Alternatively, the research group could implement a marketing emphasis in health education as opposed to the community capacity-enhancement approach. A study suggests four recommendations for this strategy. The first is that the research team should focus on an ecological behavior-based philosophy of health education. They should utilize opportunity marketing management in their programming. Their processes should concern both marketing and health education. Finally, their health –education needs assessments should include marketing concepts (Stellefson & Eddy, 2008). Another option would be to adapt an existing program to the communities in question. An existing program that has proven to be successful may be slightly changed while maintaining its fundamental functions to adapt to these communities (Okamoto, Kulis, Marsiglia, Holleran Steiker, & Dustman, 2013). Both tactics have shown to be successful in various communities.
Conclusion
When implementing a health program into a specific community, its cultural aspects should be considered. This case shows that by involving the members of the community, even difficult goals can be overcome. However, alternative approaches of different types can also be utilized.
References
Bullock K., & McGraw S.A. (2006). A community capacity-enhancement approach to breast and cervical cancer screening among older women of color. Health and Social Work, 31(1), 16-25.
DeSantis, C., Siegel, R., Sauer, A., Miller, K., Fedewa, S., Alcaraz, K., & Jemal, A. (2016). Cancer statistics for African Americans, 2016: Progress and opportunities in reducing racial disparities. CA: A Cancer Journal for Clinicians, 66(4), 290-308.

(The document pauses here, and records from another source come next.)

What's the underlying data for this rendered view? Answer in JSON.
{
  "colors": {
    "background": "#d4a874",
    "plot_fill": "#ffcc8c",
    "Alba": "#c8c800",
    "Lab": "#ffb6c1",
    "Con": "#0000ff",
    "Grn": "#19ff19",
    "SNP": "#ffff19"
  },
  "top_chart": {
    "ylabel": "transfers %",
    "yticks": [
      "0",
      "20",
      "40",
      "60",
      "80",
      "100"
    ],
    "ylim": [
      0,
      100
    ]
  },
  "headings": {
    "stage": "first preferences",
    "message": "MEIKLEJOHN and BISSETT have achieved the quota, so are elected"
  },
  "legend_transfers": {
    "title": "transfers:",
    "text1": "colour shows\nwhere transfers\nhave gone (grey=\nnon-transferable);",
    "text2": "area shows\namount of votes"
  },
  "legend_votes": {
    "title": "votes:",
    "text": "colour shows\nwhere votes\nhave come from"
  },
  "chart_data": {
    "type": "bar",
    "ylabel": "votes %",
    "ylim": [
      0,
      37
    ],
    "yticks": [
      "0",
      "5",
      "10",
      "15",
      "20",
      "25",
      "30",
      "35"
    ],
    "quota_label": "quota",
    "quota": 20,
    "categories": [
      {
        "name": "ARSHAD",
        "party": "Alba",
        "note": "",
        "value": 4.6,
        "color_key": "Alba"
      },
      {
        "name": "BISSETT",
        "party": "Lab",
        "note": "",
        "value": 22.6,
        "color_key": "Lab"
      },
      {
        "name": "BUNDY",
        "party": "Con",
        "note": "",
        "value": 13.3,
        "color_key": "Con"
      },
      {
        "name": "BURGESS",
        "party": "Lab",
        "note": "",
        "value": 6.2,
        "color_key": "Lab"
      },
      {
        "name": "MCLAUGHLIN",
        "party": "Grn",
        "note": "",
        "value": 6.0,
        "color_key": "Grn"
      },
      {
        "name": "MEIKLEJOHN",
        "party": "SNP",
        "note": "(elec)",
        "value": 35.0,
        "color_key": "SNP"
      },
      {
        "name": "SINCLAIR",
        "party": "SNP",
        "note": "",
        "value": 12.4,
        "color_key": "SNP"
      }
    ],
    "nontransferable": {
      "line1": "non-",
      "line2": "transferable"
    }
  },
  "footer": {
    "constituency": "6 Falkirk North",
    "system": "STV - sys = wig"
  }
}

Okamoto, S., Kulis, S., Marsiglia, F., Holleran Steiker, L., & Dustman, P. (2013). A continuum of approaches toward developing culturally focused prevention interventions: From adaptation to grounding. The Journal of Primary Prevention, 35(2), 103-112.
Roman, L., Meghea, C., Ford, S., Penner, L., Hamade, H., Estes, T., & Williams, K. (2014). Individual, provider, and system risk factors for breast and cervical cancer screening among underserved black, Latina, and Arab women. Journal of Women’s Health, 23(1), 57-64.
Stellefson M. & Eddy M. (2008). Health education and marketing processes: 2 related methods for achieving health behavior change. American Journal of Health Behavior, 32(5), 488-96.
Williams, K., Ford, S., & Meghea, C. (2015). Cultural connections: The key to retention of black, Latina, and Arab women in the kin KeeperSM cancer prevention intervention studies. Journal of Cancer Education, 31(3), 522-528.